There are things in our tank water we don't test for, most of which are removed with water changes.

You cannot have too much clean water ;)
 
Also;
Tank water parameters drift over time, away from the conditions of the source water you use during water changes, and in lots of ways that we don't even measure. Leaving a tank for a long time without many water changes, or worse, only topping it up for months or years, means the chemistry has changed a lot from your tap water. pH is one quality that drifts in tanks, but there are others.

Now imagine an emergency happens. Your tank breaks, a toddler tips a whole pot of fish food into the tank, an outbreak of disease requiring daily water changes, etc etc... and 100% water changes are now essential. Now, doing a huge water change will be a big shock to your fish, who have acclimated to the sky high nitrates, drifted pH, and many other aspects of the old water chemistry, and they're plunged into water that is now very different in a whole bunch of aspects of its chemistry. The shock can be big enough to kill the fish, and it's one reason old school fish keepers were so scared of water changes.

Doing large weekly changes keeps your tank water parameters close to your source water chemistry. Allows you to keep the tank stable, because an established tank filtration already handles ammonia and nitrites through the nitrifying bacteria that live in the filter and on every surface, not in the water column itself.
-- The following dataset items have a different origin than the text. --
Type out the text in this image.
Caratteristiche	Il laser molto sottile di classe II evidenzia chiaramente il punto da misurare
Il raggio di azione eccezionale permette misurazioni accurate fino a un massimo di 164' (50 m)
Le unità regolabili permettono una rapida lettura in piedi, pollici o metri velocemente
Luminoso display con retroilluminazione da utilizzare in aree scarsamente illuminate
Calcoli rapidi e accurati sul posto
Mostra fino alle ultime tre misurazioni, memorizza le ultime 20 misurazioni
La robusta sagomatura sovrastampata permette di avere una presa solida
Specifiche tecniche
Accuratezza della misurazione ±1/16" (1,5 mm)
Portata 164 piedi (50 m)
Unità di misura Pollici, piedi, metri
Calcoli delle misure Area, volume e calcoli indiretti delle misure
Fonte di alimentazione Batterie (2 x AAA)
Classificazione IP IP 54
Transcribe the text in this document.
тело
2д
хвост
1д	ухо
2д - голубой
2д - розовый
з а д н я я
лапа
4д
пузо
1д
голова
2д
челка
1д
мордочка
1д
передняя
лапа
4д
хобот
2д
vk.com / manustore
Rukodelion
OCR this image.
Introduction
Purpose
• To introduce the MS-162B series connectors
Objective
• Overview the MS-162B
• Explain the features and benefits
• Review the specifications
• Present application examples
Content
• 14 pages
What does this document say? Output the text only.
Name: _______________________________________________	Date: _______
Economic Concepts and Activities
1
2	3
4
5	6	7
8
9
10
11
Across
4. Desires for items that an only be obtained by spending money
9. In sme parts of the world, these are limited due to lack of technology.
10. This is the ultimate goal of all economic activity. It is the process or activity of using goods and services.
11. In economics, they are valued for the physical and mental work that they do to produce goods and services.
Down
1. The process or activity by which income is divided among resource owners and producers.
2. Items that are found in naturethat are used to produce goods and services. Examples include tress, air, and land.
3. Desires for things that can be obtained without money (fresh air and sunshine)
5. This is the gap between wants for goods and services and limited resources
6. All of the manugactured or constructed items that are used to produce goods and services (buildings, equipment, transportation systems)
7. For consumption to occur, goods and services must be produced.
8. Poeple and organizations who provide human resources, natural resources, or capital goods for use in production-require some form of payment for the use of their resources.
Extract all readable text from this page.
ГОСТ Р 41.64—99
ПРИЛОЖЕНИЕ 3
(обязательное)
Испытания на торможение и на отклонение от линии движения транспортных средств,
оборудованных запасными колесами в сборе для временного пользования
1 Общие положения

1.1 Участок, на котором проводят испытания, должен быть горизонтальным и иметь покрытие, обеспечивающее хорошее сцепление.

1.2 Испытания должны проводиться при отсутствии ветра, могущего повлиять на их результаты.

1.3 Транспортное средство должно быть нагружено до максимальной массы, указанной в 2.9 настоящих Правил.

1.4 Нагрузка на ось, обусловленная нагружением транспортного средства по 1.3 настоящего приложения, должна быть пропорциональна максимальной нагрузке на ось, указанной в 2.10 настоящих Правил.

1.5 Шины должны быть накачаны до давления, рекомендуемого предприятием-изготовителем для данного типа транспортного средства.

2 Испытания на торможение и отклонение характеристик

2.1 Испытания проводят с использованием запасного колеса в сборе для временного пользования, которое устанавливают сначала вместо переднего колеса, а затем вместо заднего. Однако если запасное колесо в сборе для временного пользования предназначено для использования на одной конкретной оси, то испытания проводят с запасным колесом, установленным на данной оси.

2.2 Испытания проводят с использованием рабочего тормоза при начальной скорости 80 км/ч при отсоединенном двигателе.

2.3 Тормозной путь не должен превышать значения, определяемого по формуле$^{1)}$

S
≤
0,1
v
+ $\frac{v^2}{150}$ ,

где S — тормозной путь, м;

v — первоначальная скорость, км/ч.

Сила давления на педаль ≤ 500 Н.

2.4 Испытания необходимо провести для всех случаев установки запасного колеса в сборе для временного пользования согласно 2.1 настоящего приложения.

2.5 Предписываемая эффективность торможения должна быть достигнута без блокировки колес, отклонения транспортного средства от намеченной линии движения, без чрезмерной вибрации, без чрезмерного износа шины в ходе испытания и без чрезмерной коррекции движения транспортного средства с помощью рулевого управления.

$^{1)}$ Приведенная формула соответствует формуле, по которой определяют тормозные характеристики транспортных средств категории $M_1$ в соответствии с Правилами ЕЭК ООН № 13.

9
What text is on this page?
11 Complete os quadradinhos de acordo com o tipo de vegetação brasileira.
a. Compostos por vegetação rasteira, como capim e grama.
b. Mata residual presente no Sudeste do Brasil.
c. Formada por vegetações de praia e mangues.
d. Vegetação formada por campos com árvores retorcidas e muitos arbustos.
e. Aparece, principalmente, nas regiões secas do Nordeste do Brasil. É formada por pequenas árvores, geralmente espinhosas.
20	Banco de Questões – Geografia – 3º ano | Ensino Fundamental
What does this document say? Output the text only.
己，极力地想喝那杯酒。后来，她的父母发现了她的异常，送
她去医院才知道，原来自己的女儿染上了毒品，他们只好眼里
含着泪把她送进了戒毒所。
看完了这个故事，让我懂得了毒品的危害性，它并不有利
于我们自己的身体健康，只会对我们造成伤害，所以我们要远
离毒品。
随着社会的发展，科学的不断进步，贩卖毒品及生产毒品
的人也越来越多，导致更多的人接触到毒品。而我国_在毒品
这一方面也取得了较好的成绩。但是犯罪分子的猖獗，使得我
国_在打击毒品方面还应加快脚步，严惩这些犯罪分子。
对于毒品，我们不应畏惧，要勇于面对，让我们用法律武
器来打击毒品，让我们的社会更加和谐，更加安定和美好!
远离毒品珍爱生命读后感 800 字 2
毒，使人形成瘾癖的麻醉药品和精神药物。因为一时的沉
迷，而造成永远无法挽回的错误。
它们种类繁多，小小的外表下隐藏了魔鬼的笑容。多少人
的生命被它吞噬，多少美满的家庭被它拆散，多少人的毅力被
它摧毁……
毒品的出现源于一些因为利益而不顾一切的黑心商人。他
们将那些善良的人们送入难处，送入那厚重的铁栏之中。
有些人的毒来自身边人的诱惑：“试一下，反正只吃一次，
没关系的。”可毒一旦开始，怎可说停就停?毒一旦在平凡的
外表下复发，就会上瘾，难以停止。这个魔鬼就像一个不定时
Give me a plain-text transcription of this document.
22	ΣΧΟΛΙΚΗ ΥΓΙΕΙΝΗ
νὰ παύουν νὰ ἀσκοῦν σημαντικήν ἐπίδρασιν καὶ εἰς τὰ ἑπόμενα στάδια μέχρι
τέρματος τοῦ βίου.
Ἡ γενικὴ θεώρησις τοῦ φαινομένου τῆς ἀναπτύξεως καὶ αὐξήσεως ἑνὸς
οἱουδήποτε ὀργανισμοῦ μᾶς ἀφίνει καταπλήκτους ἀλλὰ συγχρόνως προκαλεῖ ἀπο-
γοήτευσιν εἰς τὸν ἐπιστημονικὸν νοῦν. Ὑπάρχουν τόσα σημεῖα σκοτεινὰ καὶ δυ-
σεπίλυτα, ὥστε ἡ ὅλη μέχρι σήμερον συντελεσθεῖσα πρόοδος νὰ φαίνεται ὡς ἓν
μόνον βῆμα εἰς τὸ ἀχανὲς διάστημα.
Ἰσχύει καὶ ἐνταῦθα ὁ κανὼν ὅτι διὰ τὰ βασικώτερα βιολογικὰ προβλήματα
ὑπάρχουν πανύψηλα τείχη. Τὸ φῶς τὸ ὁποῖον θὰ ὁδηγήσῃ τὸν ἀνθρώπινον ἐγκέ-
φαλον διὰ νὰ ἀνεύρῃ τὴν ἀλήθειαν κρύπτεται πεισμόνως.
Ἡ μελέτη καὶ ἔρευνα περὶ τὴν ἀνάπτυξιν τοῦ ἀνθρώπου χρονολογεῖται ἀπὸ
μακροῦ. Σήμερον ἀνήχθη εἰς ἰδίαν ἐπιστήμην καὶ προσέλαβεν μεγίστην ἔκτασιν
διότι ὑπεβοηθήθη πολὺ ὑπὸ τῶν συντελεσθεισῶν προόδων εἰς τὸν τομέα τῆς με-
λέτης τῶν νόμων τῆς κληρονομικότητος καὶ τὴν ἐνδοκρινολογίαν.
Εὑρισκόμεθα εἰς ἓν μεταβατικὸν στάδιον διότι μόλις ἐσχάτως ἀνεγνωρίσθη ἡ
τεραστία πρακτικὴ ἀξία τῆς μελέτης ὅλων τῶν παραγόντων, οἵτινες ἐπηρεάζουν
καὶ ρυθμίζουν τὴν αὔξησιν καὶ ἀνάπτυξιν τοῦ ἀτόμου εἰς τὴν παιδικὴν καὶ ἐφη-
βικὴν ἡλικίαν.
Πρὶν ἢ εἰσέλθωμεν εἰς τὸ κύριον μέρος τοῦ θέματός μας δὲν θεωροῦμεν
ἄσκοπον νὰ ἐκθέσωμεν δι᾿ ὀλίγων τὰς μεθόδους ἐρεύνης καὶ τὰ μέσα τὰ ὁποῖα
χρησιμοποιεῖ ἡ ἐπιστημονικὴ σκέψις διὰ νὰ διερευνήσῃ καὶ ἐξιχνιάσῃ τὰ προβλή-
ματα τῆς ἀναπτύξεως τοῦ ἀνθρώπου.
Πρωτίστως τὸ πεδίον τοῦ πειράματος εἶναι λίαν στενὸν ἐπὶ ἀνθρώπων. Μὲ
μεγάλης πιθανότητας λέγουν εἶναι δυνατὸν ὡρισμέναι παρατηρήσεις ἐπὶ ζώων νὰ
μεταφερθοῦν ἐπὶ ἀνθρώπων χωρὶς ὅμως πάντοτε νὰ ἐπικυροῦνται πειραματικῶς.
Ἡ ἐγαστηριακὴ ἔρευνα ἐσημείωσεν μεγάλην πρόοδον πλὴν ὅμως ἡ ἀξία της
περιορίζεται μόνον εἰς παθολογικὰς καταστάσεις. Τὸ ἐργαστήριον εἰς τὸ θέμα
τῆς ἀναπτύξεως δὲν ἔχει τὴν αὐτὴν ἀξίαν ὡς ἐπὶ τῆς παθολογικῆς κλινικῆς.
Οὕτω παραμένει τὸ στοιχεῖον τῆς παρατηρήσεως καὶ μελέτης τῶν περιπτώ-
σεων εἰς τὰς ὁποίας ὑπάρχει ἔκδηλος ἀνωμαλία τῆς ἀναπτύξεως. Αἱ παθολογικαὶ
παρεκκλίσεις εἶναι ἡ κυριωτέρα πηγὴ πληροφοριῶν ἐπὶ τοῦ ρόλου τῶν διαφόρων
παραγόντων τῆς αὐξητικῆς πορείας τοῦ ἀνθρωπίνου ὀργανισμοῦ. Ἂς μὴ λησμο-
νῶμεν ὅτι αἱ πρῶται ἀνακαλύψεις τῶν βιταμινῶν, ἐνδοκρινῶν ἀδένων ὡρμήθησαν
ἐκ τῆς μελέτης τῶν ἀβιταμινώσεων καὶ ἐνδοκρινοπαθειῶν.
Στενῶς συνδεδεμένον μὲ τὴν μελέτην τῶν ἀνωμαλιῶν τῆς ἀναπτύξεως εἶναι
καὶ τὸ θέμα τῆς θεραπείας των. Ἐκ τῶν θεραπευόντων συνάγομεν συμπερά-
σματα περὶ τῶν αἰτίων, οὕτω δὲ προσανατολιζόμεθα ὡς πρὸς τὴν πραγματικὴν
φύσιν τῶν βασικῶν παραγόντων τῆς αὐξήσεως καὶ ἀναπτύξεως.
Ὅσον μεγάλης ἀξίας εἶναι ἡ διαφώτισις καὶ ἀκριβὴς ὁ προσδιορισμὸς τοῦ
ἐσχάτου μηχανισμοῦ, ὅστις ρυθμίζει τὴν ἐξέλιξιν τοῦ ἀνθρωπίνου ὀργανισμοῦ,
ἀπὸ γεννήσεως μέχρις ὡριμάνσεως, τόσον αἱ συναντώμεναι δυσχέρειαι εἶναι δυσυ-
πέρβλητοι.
The other aspects of the water chemistry, you want to be as close to your source water as possible, which you can do by refreshing the water through large regular changes.

Look up "old tank syndrome" if you wish to learn more.

Also look up why clean fresh water is the best medicine for fish that are struggling with, well, anything. Reduces bacteria, fungal spores and parasites that are in the tank water, keeps ammonia/nitrites/nitrites low, and allows the fishes immune system to battle the illness more easily.
 
The old school method for fish keeping said to do a 10% water change each week. Unfortunately this leaves a lot of nasty stuff behind. These days bigger water changes are recommended because they dilute things more effectively.

People do water changes to reduce nitrates and chemicals released by fish, but there is another reason to do water changes. Fish live in a soup of microscopic organisms including bacteria, fungus, viruses, protozoans, worms, flukes and various other things that make your skin crawl. Doing a big water change and gravel cleaning the substrate on a regular basis will dilute these organisms and reduce their numbers in the water, thus making it a safer and healthier environment for the fish.

If you do a 25% water change each week you leave behind 75% of the bad stuff in the water.
If you do a 50% water change each week you leave behind 50% of the bad stuff in the water.
If you do a 75% water change each week you leave behind 25% of the bad stuff in the water.

Fish live in their own waste. Their tank and filter is full of fish poop. The water they breath is filtered through fish poop. Cleaning filters, gravel and doing big regular water changes, removes a lot of this poop and makes the environment cleaner and healthier for the fish.
 
If you remove all the bad stuff you must also be removing a portion of the good stuff as well. How does the bacteria in the filter cope with a huge shift in water quality especially if it comes off a town supply
 
Most of the harmful stuff lives in the water and on/ in fish poop.
Most of the good bacteria live on hard surfaces.

As long as the new water is similar in pH, GH and temperature to the tank water, there is no detrimental effect to the fish, plants, good bacteria or anything else in the tank.

The GH and pH from your water supply does not normally change, so unless you change your water source, there is unlikely to be a difference.